Revolutionary process

The bioprinting technology uses stem cells from the patient embedded in a biological gel. A laser beam solidifies the gel through polymerization. The system controls the intensity of the laser beam so that only the areas of the gel that they need to form the tissue they want will solidify. 

According to the CEO of Readily3D, Damien Loterie, bioprinting tissue has several advantages. First, since the tissue is created from the stem cells, it can be tailored to fit the purpose, eliminating the need for the patient to try out different drugs, which may have adverse side effects. Further, their system eliminates testing drugs on animals. 

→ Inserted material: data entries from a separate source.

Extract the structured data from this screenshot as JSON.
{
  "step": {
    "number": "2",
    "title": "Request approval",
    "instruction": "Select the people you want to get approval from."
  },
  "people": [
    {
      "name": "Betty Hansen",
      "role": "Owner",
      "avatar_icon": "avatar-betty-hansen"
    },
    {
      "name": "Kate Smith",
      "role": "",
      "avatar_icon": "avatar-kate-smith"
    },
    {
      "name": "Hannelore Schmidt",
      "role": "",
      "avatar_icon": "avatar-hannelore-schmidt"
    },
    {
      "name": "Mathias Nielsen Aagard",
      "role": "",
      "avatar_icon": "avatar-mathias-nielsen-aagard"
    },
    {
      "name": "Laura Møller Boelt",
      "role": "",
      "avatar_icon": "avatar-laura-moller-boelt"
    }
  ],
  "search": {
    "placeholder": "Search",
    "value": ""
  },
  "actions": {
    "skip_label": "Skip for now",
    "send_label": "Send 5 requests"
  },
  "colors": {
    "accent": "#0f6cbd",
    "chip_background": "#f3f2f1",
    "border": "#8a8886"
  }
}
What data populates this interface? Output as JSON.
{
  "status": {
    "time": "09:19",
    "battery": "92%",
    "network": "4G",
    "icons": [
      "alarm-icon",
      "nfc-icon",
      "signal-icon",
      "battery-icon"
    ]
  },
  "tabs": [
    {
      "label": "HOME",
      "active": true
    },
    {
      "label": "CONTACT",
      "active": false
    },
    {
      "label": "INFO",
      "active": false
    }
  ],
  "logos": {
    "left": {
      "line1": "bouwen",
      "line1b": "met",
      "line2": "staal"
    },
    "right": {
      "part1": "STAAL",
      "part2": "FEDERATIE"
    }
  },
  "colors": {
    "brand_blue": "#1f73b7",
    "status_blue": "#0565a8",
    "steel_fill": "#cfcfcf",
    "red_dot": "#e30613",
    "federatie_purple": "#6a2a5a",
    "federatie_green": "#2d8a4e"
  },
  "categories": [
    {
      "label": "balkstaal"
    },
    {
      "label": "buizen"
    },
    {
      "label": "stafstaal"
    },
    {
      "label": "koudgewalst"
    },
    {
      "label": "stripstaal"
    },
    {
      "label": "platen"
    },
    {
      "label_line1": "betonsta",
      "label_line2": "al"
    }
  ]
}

Their success in replicating a live human pancreas and its functions can create other tissues to be used to develop treatments for other diseases, such as cancer. They are also looking at the possibility of bioprinting transplant organs.

Promising start

The Enlight project, which is in charge of the project, received funding worth €3.6 million from the Horizon 2020 Framework Program of the European Union. The group will develop the first living model of the human pancreas in three years. The research is carried out by a consortium headed by UMC Utrecht and includes EPFL and ETH Zurich (Switzerland), AstraZeneca (Sweden), University of Naples Federico II (Italy), Giannino Bassetti Foundation (Italy), Readily3D (Switzerland), and Rousselot (Belgium).

With their success in creating a miniature version of a living pancreas, it may not take long for people with diabetes to finally get rid of the disease.